The Critical Beta-splitting Random Tree II: Overview and Open Problems
David J. Aldous, Svante Janson
TL;DR
This work surveys the current state of research on the critical beta‑splitting random tree model, highlighting three foundational results: a central limit theorem for leaf heights, an explicit description of the limit fringe distribution, and a consistent CTCS$(\infty)$ framework realized via exchangeable partitions. It develops a unified view by linking discrete and continuous time constructions through the harmonic descent chain and a subordinator approximation, and by embedding the finite models into a coherent infinite object that supports a paintbox representation. The article also catalogs a rich set of open problems, sharp asymptotics, and balance‑index behaviours, illustrating how this model serves as a versatile testbed for analytic and probabilistic techniques. Overall, the CTCS framework provides a tractable avenue to study asymptotics, fringe structure, and potential connections with the $\beta(2,1)$ coalescent and related continuum tree limits. The work thus advances both the theory of random fragmentation trees and their phylogenetic interpretations, with implications for understanding tree balance, fringe statistics, and limit processes.
Abstract
In the critical beta-splitting model of a random $n$-leaf rooted tree, clades are recursively (from the root) split into sub-clades, and a clade of $m$ leaves is split into sub-clades containing $i$ and $m-i$ leaves with probabilities $\propto 1/(i(m-i))$. Study of structure theory and explicit quantitative aspects of this model (in discrete or continuous versions) is an active research topic. For many results there are different proofs, probabilistic or analytic, so the model provides a testbed for a ``compare and contrast" discussion of techniques. This article provides an overview of results proved in the sequence of similarly-titled articles I, III, IV and related articles. We mostly do not repeat proofs given elsewhere: instead we seek to paint a ``Big Picture" via graphics and heuristics, and emphasize open problems.

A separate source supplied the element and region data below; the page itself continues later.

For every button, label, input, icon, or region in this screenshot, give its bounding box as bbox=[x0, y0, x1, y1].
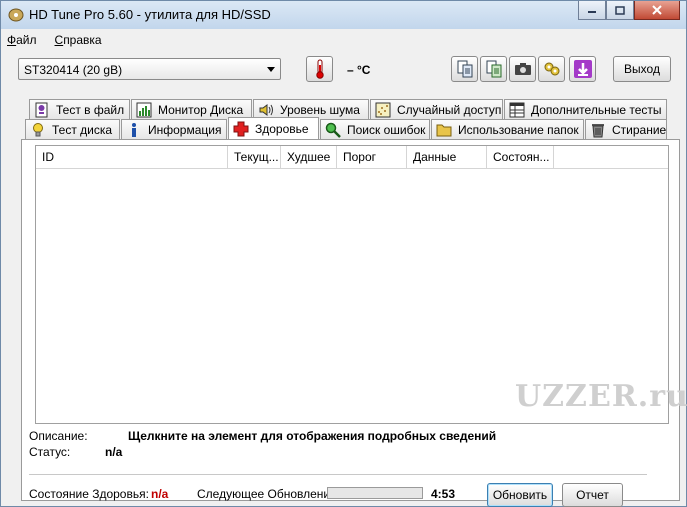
thermometer-icon bbox=[315, 59, 324, 79]
tab-noise-level[interactable]: Уровень шума bbox=[253, 99, 369, 119]
tab-error-scan-label: Поиск ошибок bbox=[347, 122, 426, 137]
app-window: HD Tune Pro 5.60 - утилита для HD/SSD Фа… bbox=[0, 0, 687, 507]
description-label: Описание: bbox=[29, 429, 88, 443]
next-update-label: Следующее Обновление: bbox=[197, 487, 341, 501]
status-label: Статус: bbox=[29, 445, 71, 459]
column-header-id[interactable]: ID bbox=[36, 146, 228, 168]
window-title: HD Tune Pro 5.60 - утилита для HD/SSD bbox=[29, 7, 271, 22]
camera-icon bbox=[514, 63, 531, 75]
report-button[interactable]: Отчет bbox=[562, 483, 623, 507]
tab-error-scan[interactable]: Поиск ошибок bbox=[320, 119, 430, 139]
tab-random-access-label: Случайный доступ bbox=[397, 102, 502, 117]
tab-folder-usage[interactable]: Использование папок bbox=[431, 119, 584, 139]
minimize-button[interactable] bbox=[578, 1, 606, 20]
table-header: ID Текущ... Худшее Порог Данные Состоян.… bbox=[36, 146, 668, 169]
watermark: UZZER.ru bbox=[515, 379, 687, 414]
copy-all-icon bbox=[486, 60, 501, 78]
file-benchmark-icon bbox=[35, 102, 48, 117]
tab-random-access[interactable]: Случайный доступ bbox=[370, 99, 503, 119]
copy-text-button[interactable] bbox=[451, 56, 478, 82]
refresh-button[interactable]: Обновить bbox=[487, 483, 553, 507]
column-header-data[interactable]: Данные bbox=[407, 146, 487, 168]
tab-file-benchmark[interactable]: Тест в файл bbox=[29, 99, 130, 119]
column-header-current[interactable]: Текущ... bbox=[228, 146, 281, 168]
tab-erase-label: Стирание bbox=[612, 122, 667, 137]
tools-icon bbox=[544, 62, 559, 76]
download-arrow-icon bbox=[573, 60, 592, 78]
next-update-progress bbox=[327, 487, 423, 499]
health-status-value: n/a bbox=[151, 487, 169, 501]
folder-icon bbox=[436, 124, 452, 136]
tab-extra-tests-label: Дополнительные тесты bbox=[531, 102, 662, 117]
close-button[interactable] bbox=[634, 1, 680, 20]
tab-info-label: Информация bbox=[148, 122, 222, 137]
copy-all-button[interactable] bbox=[480, 56, 507, 82]
magnifier-icon bbox=[325, 122, 341, 138]
tab-info[interactable]: Информация bbox=[121, 119, 227, 139]
description-value: Щелкните на элемент для отображения подр… bbox=[128, 429, 497, 443]
tab-extra-tests[interactable]: Дополнительные тесты bbox=[504, 99, 667, 119]
status-value: n/a bbox=[105, 445, 123, 459]
copy-icon bbox=[457, 60, 472, 78]
grid-table-icon bbox=[509, 102, 525, 117]
maximize-button[interactable] bbox=[606, 1, 634, 20]
column-header-status[interactable]: Состоян... bbox=[487, 146, 554, 168]
tab-disk-monitor-label: Монитор Диска bbox=[158, 102, 244, 117]
tab-noise-level-label: Уровень шума bbox=[280, 102, 360, 117]
exit-button[interactable]: Выход bbox=[613, 56, 671, 82]
chevron-down-icon bbox=[267, 67, 275, 72]
tab-file-benchmark-label: Тест в файл bbox=[56, 102, 125, 117]
temperature-button[interactable] bbox=[306, 56, 333, 82]
close-icon bbox=[652, 5, 662, 15]
tab-erase[interactable]: Стирание bbox=[585, 119, 667, 139]
next-update-time: 4:53 bbox=[431, 487, 456, 501]
options-button[interactable] bbox=[538, 56, 565, 82]
info-icon bbox=[132, 122, 136, 137]
scatter-icon bbox=[375, 102, 391, 117]
temperature-readout: – °C bbox=[347, 63, 371, 77]
title-bar[interactable]: HD Tune Pro 5.60 - утилита для HD/SSD bbox=[1, 1, 686, 29]
drive-select-value: ST320414 (20 gB) bbox=[24, 63, 123, 77]
health-status-label: Состояние Здоровья: bbox=[29, 487, 149, 501]
speaker-icon bbox=[259, 103, 273, 116]
tab-disk-monitor[interactable]: Монитор Диска bbox=[131, 99, 252, 119]
column-header-threshold[interactable]: Порог bbox=[337, 146, 407, 168]
maximize-icon bbox=[615, 5, 625, 15]
trash-bin-icon bbox=[592, 123, 604, 137]
screenshot-button[interactable] bbox=[509, 56, 536, 82]
tab-health[interactable]: Здоровье bbox=[228, 117, 319, 139]
save-button[interactable] bbox=[569, 56, 596, 82]
menu-bar: Файл Справка bbox=[7, 33, 102, 51]
tab-benchmark-label: Тест диска bbox=[52, 122, 113, 137]
divider bbox=[29, 474, 647, 475]
tab-benchmark[interactable]: Тест диска bbox=[25, 119, 120, 139]
tab-folder-usage-label: Использование папок bbox=[458, 122, 579, 137]
monitor-chart-icon bbox=[136, 102, 152, 117]
tab-health-label: Здоровье bbox=[255, 121, 309, 136]
lightbulb-icon bbox=[33, 122, 43, 136]
menu-help[interactable]: Справка bbox=[55, 33, 102, 51]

Our discussion is centered around three categories of results. (i) There is a CLT for leaf heights, and the analytic proofs can be extended to provide surprisingly precise analysis of other height-related aspects. (ii) There is an explicit description of the limit {\em fringe distribution} relative to a random leaf, whose graphical representation is essentially the format of the cladogram representation of biological phylogenies. (iii) There is a canonical embedding of the discrete model into a continuous-time model, that is a random tree CTCS(n) on $n$ leaves with real-valued edge lengths, and this model turns out more convenient to study. The family (CTCS(n), n \ge 2) is consistent under a ``delete random leaf and prune" operation. That leads to an explicit inductive construction of (CTCS(n), n \ge 2) as $n$ increases, and then to a limit structure CTCS($\infty$) formalized via exchangeable partitions. Many open problems remain, in particular to elucidate a relation between CTCS($\infty$) and the $β(2,1)$ coalescent.